Anticipation

Spring in bloom.
A journal of my handmade embroidery

Spring in bloom.

The culture of sharing is one thing I love about gardening. This David Austin rose joined the Garden Laboratory last year when it was gifted to me by AK. I look forward to seeing it bloom in its new home next to an unlikely garden-bed partner, an evergreen.

Victory! Just before the hard frost last fall, I planted the tulip bulbs. It was a good strategy. These tall white beauties escaped the usual urban critters. I think I will plant even more in the upcoming autumn.

An edible food source, who knew? The red cones on the Acrocona Norway Spruce from my Garden Laboratory are visually arresting.
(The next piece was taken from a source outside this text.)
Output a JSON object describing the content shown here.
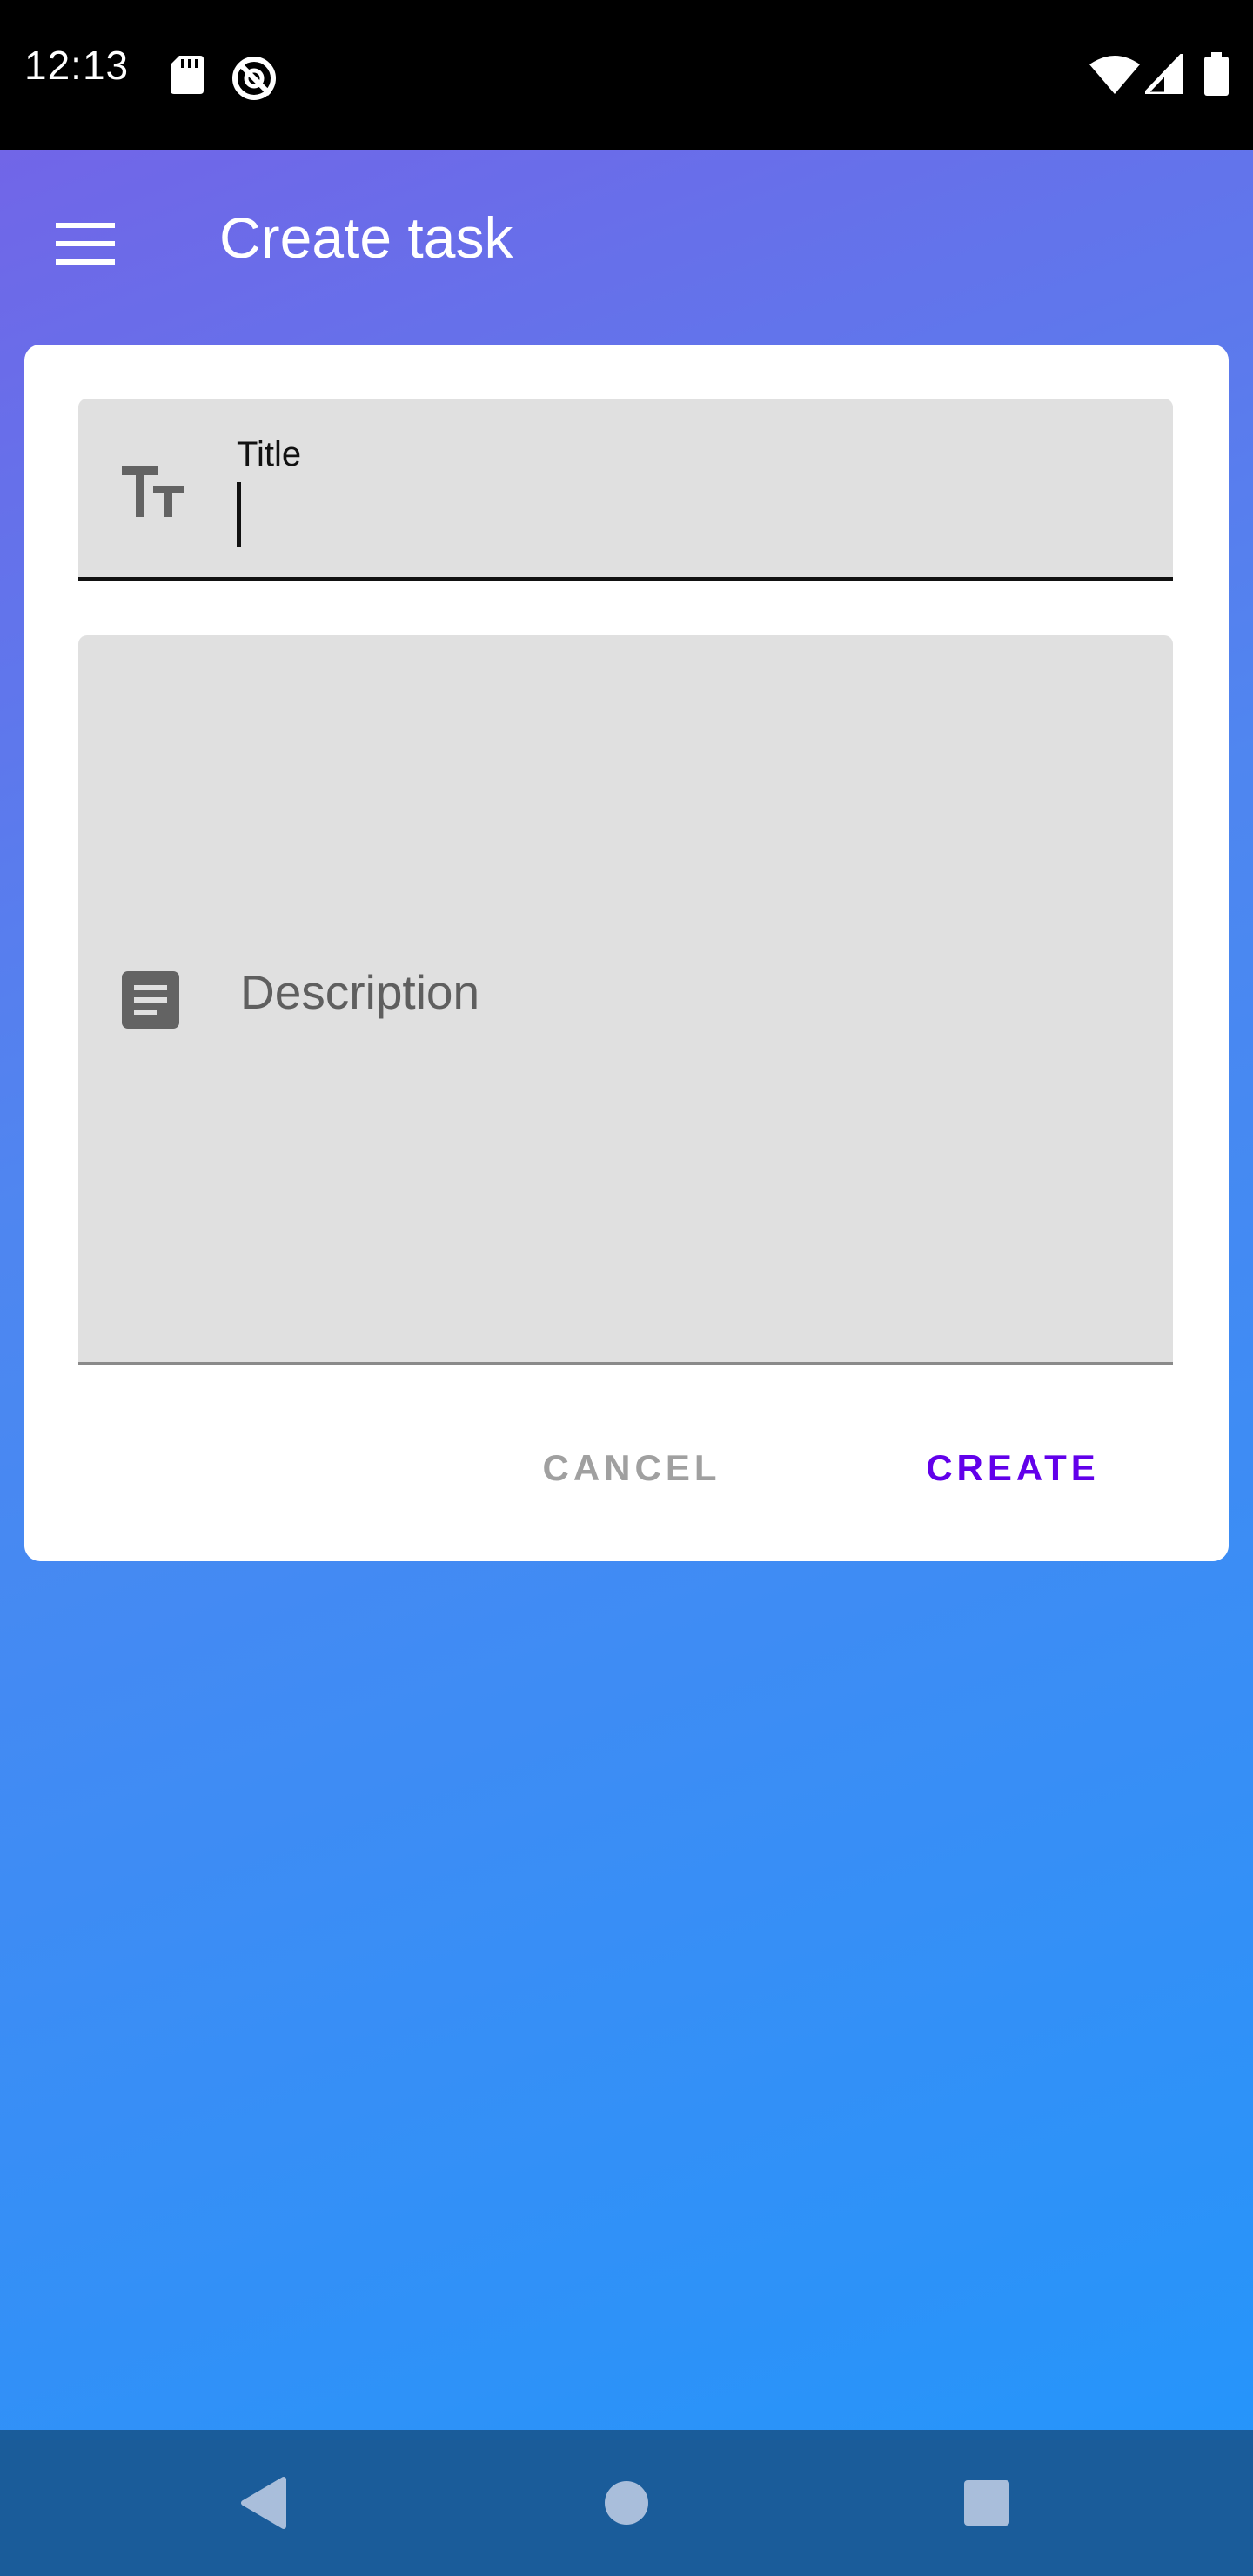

A bald eagle seen spreading its wings and soaring high, reclaiming the word “roam” from the cellphone companies.

Risks lurking around the bend.

This breathtaking West Coast landscape will be interpreted with needle and thread. The island in the background became invisible by the falling snow.
Before the snowfall.



A creek in the deep forest gently tunes out the noisy chatter broadcasting from my stream of consciousness. It’s not easy to travel across this bush. I stop and consider my options as I take in the surroundings. Presence.
My gaze follows the tributary that is forming irregular pools across the landscape. The soil beneath my feet is accommodating and porous. The sucking noise tells me to back off; I fear the bog will consume my Australian footwear. That would be uncomfortable and awkward, there are many more miles to go.
This is the beginning of gathering raw material for inspiration for future hand-embroidered landscape tapestries.

The rocky shore that I am standing on will be submerged by the ocean again. This awareness incites equal parts wonder and fear. To a city dweller like me the coast is a regular shapeshifter. At my feet, a delicate pool of unfamiliar life-forms.


As in huge, massive, enormous, gigantic, giant, mammoth, immense, monumental, titanic, towering; it is all that and more.